[lbo-talk] black power

shag shag at cleandraws.com
Wed Feb 6 17:06:00 PST 2008


my intro to radical political theory began when I read black feminist thought and, shortly thereafter, stuff from Stokeley Carmichael and Huey P. Newton. I didn't get too far into exploring more of the latter, and I vaguely recall someone bitching at me at LBO for upholding C and N's work. I shied away because, silly me, I'm one of the dunces that is persuaded by others' arguments. :)

Then, over the summer, I read Kimberly Springer's _Living for the Revolution: Black Feminist Organizations, 1968–1980_ which meant I read quite a bit on the Black Power and NOI and Black Nationalism in general, though mostly from the perspective of feminist critiques.

Returning books last night, I decided to check out what my branch had on hand:

_Up Against the Wall:Violence in the making and unmaking of the Black Panther Party_, Curtis J. Austin (I was not too sure about this one. The cover makes it clear that its controversial)

_Liberation, Imagination, and the Black Panther Party_, Kathleen Cleaver and George Katsiaficas (editors)

I would like some recommendations. Anyone have thoughts about the above books or suggestions for others?

On a related note I went to the lib to pick up books on interlibrary loan:

Kimberly Springer's _Still Lifting, Still Clibming: Contemporary African American Women's Activism_

And, be still my heart, the awesome Linda Alcoff (Larry was with SEIU) and a book that explores identity politics, _Visible Identities: Race, Gender, and the Self_

I'm about 40 pages into it and this is a really helpful book. She's starting out by exploring the _political_ critique of identity, in everything from Arthur Schlesinger to Todd Gitlin to Nancy Fraser. She gives them what I describe as a sympathetic reading, arguing with their strongest points and putting them in the best light possible.

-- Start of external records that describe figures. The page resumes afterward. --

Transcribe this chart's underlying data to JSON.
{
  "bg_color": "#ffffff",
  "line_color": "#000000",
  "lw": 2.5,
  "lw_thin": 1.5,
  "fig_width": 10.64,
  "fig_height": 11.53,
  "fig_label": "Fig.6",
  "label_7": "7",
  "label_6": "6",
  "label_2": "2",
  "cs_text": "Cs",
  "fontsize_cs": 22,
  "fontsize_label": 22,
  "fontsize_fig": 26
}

She argues that there are three claims about id politics and why such a politics is indefensible:

1. the reification problem (policing of identity) 2. the separatism problem (people will focus on identity at the expense of shared issues -- the objection raised here) 3. the reasoning problem (that in order to have rational debate, people must be able to objectify their identities)

Each of these is faulty, Alcoff argues, because they have no basis in what actual goes on in identity political practices or what can be discerned from survey and ethnographic research. They rely on assumptions that are undermined by the evidence.

She will go on to delineate and epistemology and ontology of identity, if I under her correctly.

I suppose I will review this book very carefully and, when the bullshit about identity politics starts up again, it's a copy-cut-paste job. LOL.

and yes, I know, y'all probably think I have some sort of disorder with the scattered about reading. whatev!